Returning function pointer type

Often I find the need to write functions which return function pointers. Whenever I do, the basic format I use is:

typedef int (*function_type)(int,int);

function_type getFunc()
{
   function_type test;
   test /* = ...*/;
   return test;
}

However this can get cumbersome when dealing with a large number of functions so I would like to not have to declare a typedef for each one (or for each class of functions)

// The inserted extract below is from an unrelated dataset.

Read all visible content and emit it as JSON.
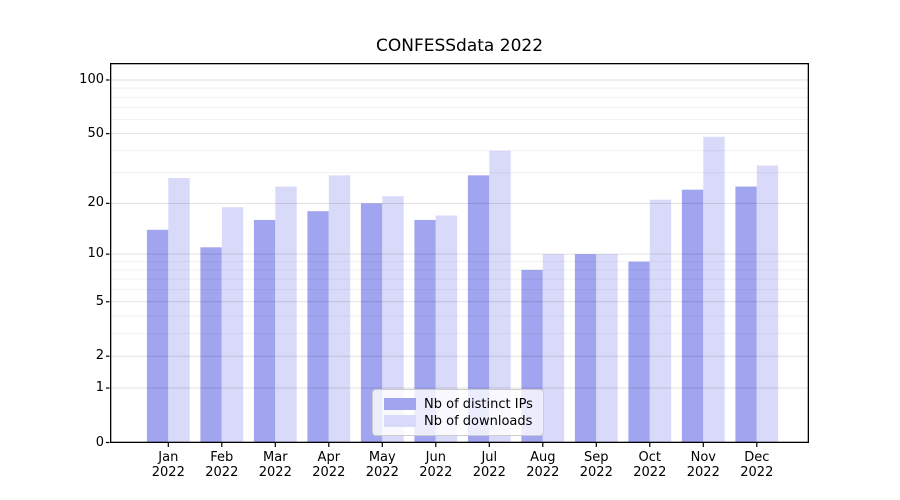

I can remove the typedef and declare the local variable returned in the function as: int (*test)(int a, int b); making the function body look like this:

{
     int (*test)(int a, int b);
     test /* = ...*/;
     return test;
}

but then I do not know what to set for the return type of the function. I have tried:

int(*)(int,int) getFunc()
{
    int (*test)(int a, int b);
    test /* = ...*/;
    return test;
}

but that reports a syntax error. How do I declare the return type for such a function without declaring a typedef for the function pointer. Is it even possible? Also note that I am aware that it seems like it would be cleaner to declare typedefs, for each of the functions, however, I am very careful to structure my code to be as clean and easy to follow as possible. The reason I would like to eliminate the typedefs is that they are often only used to declare the retrieval functions and therefore seem redundant in the code.

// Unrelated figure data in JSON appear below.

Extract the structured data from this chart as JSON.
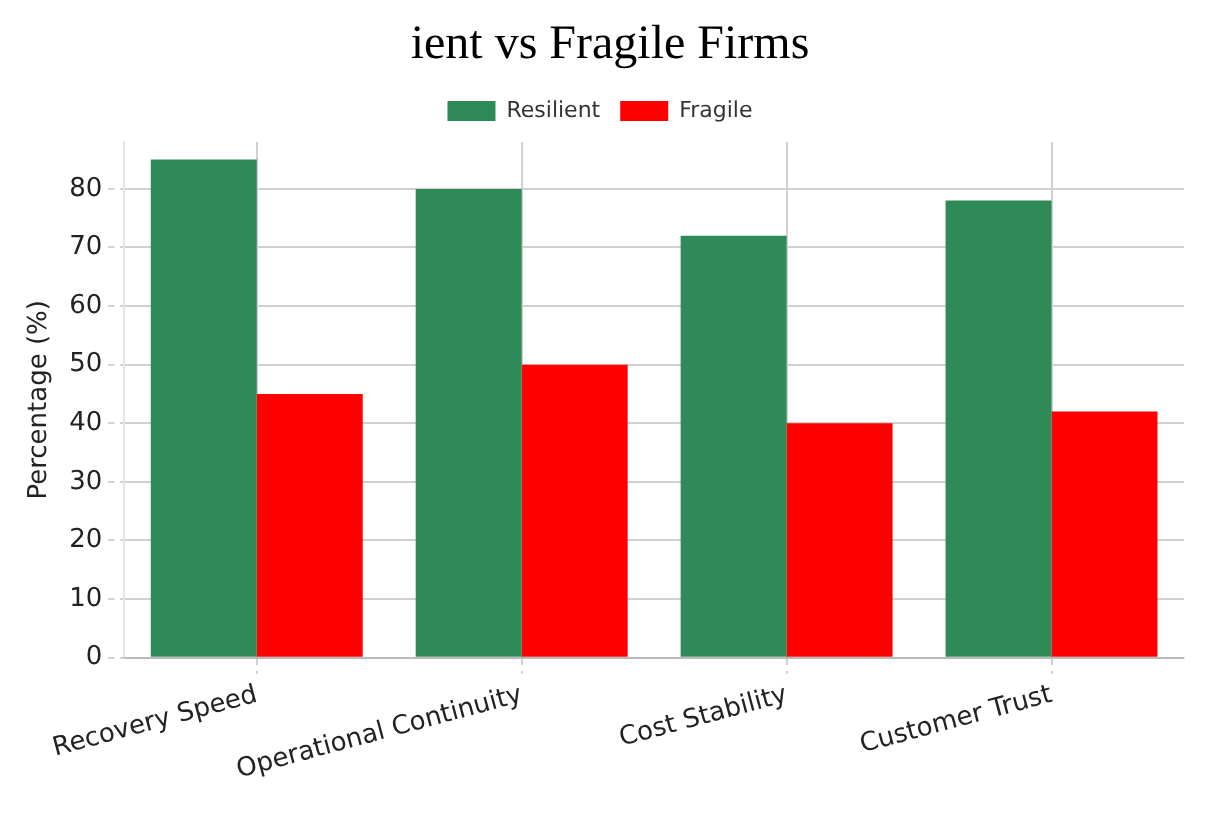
{
  "chart_data": {
    "type": "bar",
    "title": "ient vs Fragile Firms",
    "ylabel": "Percentage (%)",
    "categories": [
      "Recovery Speed",
      "Operational Continuity",
      "Cost Stability",
      "Customer Trust"
    ],
    "series": [
      {
        "name": "Resilient",
        "color": "#2e8b57",
        "values": [
          85,
          80,
          72,
          78
        ]
      },
      {
        "name": "Fragile",
        "color": "#ff0000",
        "values": [
          45,
          50,
          40,
          42
        ]
      }
    ],
    "ylim": [
      0,
      88
    ],
    "yticks": [
      0,
      10,
      20,
      30,
      40,
      50,
      60,
      70,
      80
    ],
    "grid": true,
    "legend": "top"
  }
}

int (*getFunc())(int, int) { … }

That provides the declaration you requested. Additionally, as ola1olsson notes, it would be good to insert void:

int (*getFunc(void))(int, int) { … }

This says that getFunc may not take any parameters, which can help avoid errors such as somebody inadvertently writing getFunc(x, y) instead of getFunc()(x, y).

You can probably do something like:

int foo (char i) {return i*2;}

int (*return_foo()) (char c)
{
   return foo;
}

but god, I hope I'll never have to debug you code....